Even older types of spam, such as greeting card spam, are still quite popular. Symantec reported that in July more than 250 million greeting card spam messages were sent. By clicking on the bogus link included in the e-mail a Trojan is downloaded onto the user’s computer.
What to Do?
First and foremost, businesses must deploy an e-mail security solution that blocks spam at the edge of the network before it can eat up storage, bandwidth or gets into archiving systems.
Look for e-mail security solutions that are adaptable and dynamic. For example, image spammers try to confuse e-mail filters by slightly altering the image in each message. Symantec, however, uses enhanced predictive heuristics rule filters in its Mail Security products to respond to attacks as they mutate.
The Symantec Brightmail antispam solution offers multiple layers of technologies to create a web of protection against spam threats. Symantec Mail Security, including the 8300 series appliances, offers more than 20 technologies to help fight spam, including IP reputation services, signature technologies and heuristics.
Once the technology is in place, e-mail administrators must make sure that they’re receiving security updates regularly and monitoring system performance to ensure that the number of spam attacks is declining.

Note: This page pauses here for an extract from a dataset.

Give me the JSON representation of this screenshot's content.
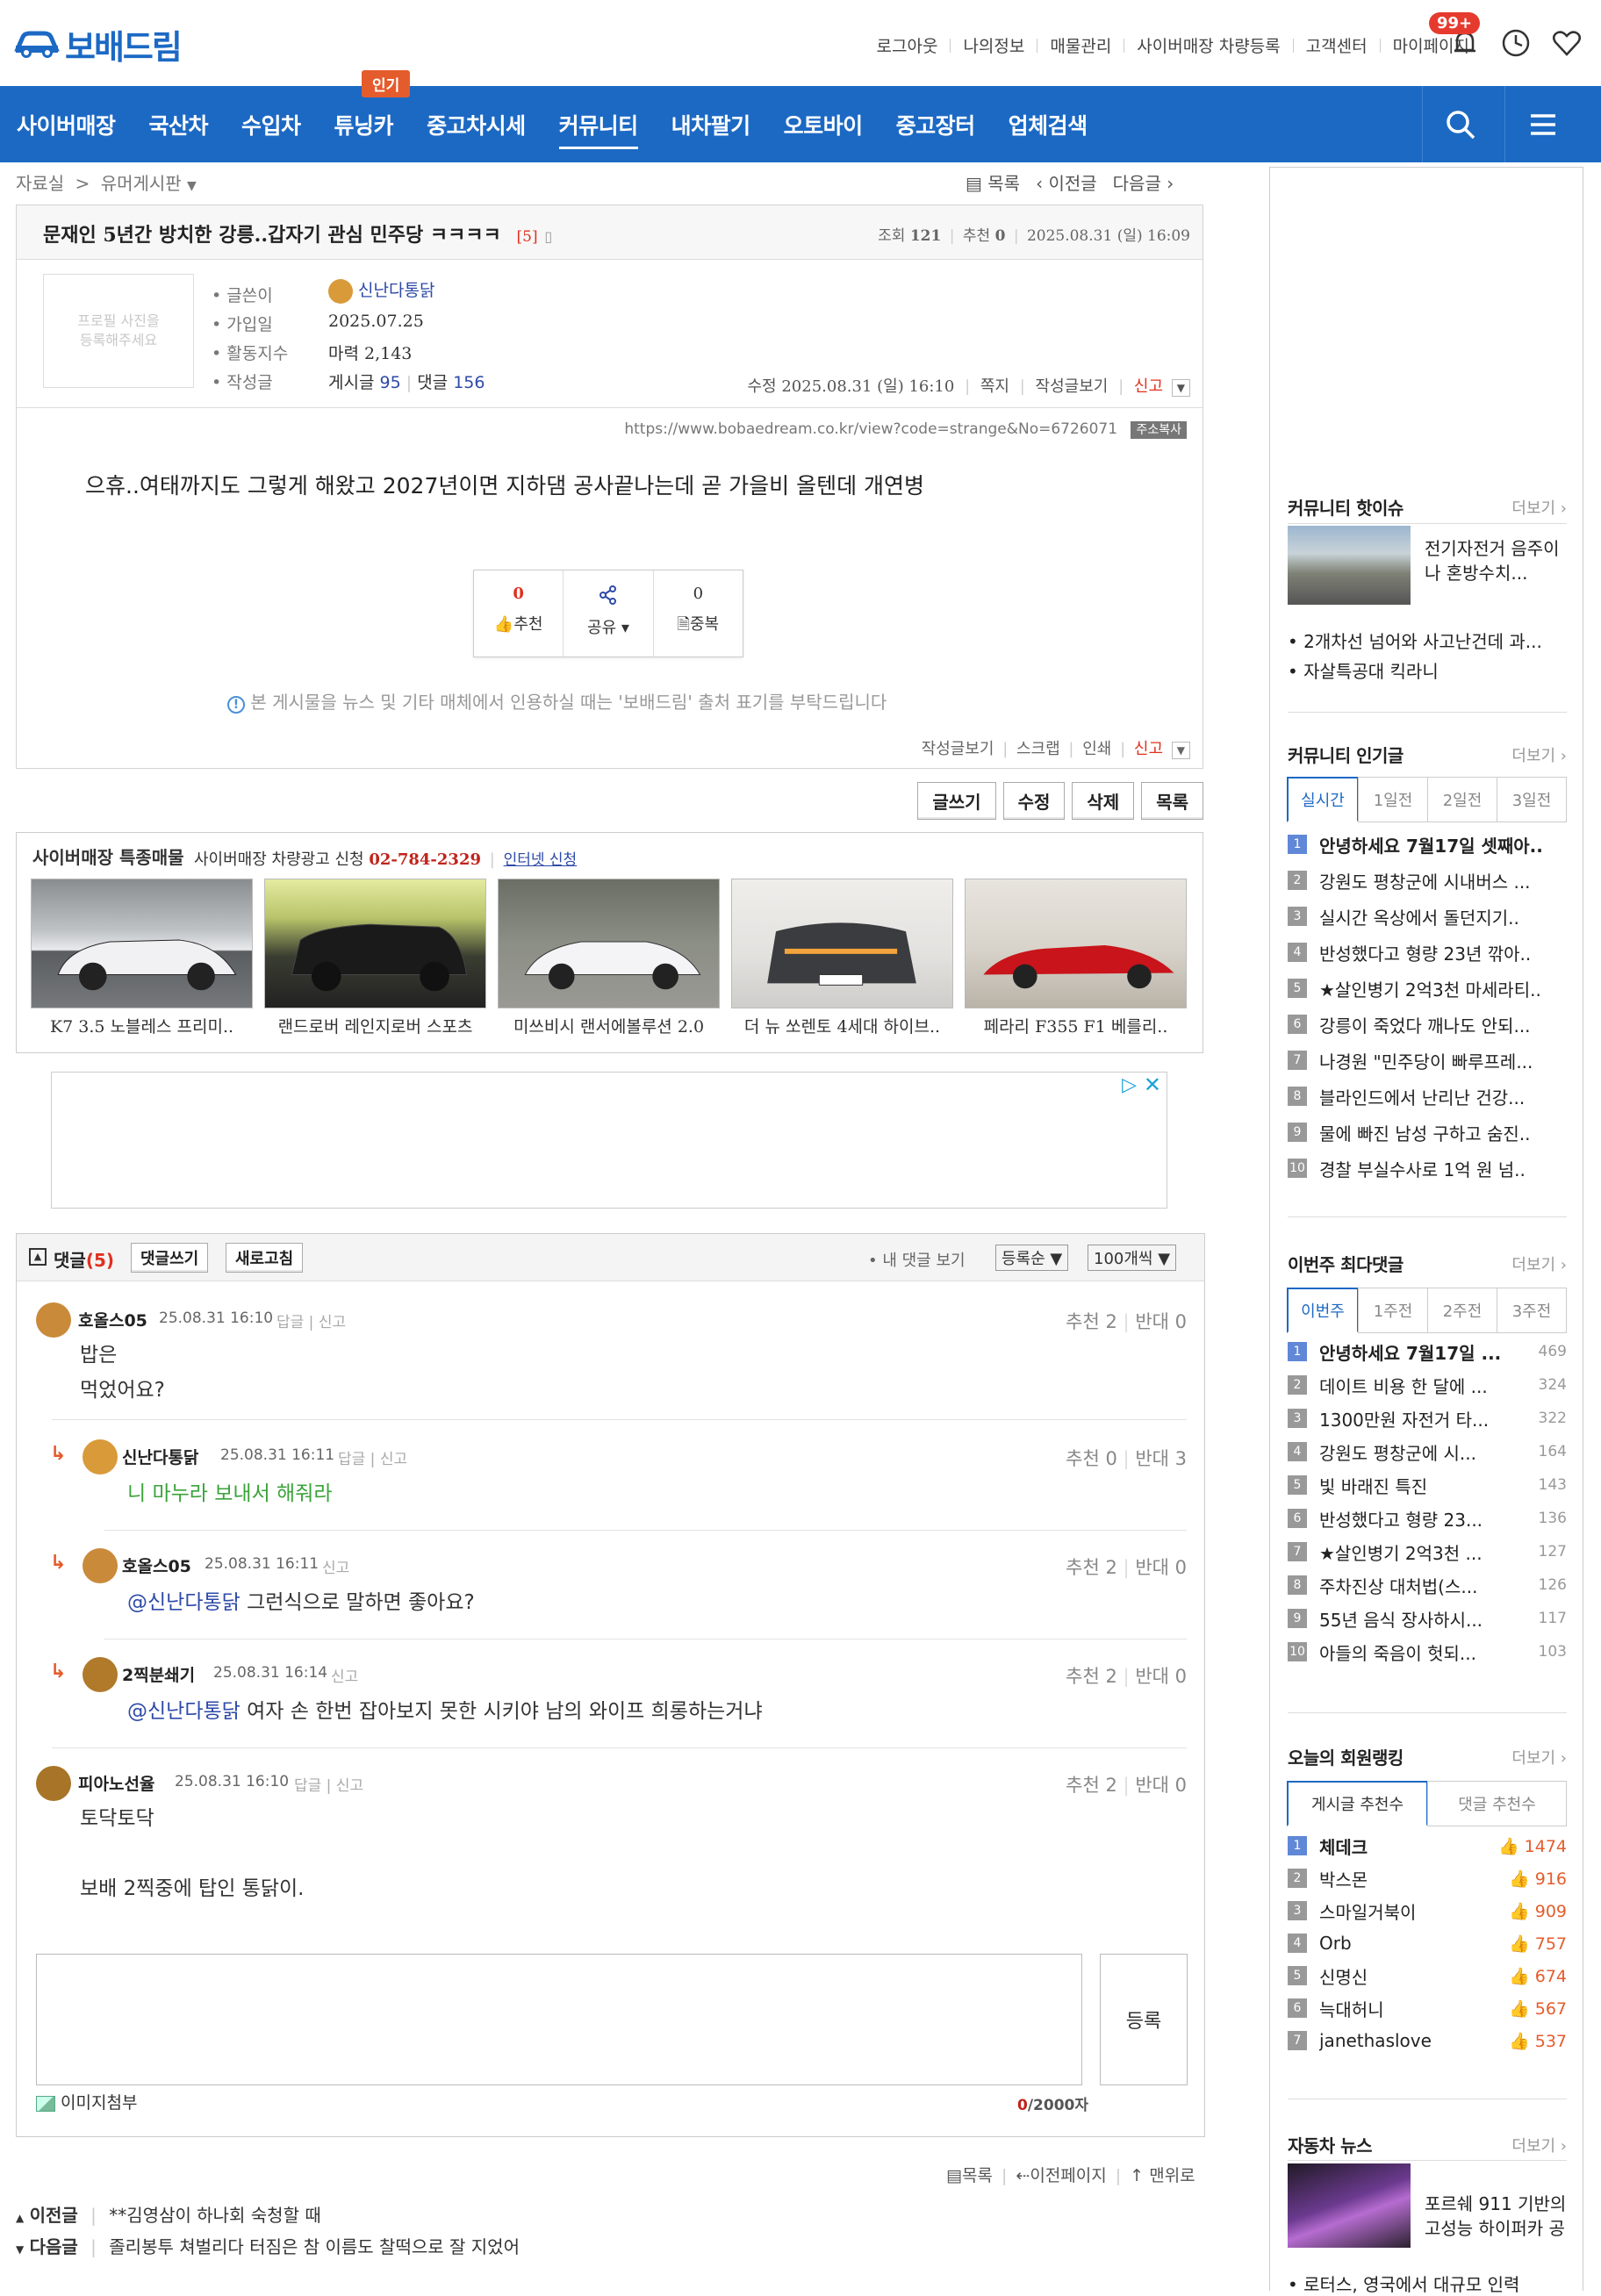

It is also critical to educate users about the most recent trends in spam to help with damage control. So, for example, end users must make sure that desktop security is in place and up to date; users can also exercise caution when visiting URLs and avoid things that just don’t look right. Remote users should only use secure communications, such as a virtual private network (VPN) to connect to the office. For laptop users connecting to the Internet via a consumer ISP, it is critical to make sure security software is installed, working and up-to-date.
When it comes to successfully minimizing spam there are no shortcuts. Companies must being proactive, use robust security solutions and be vigilant.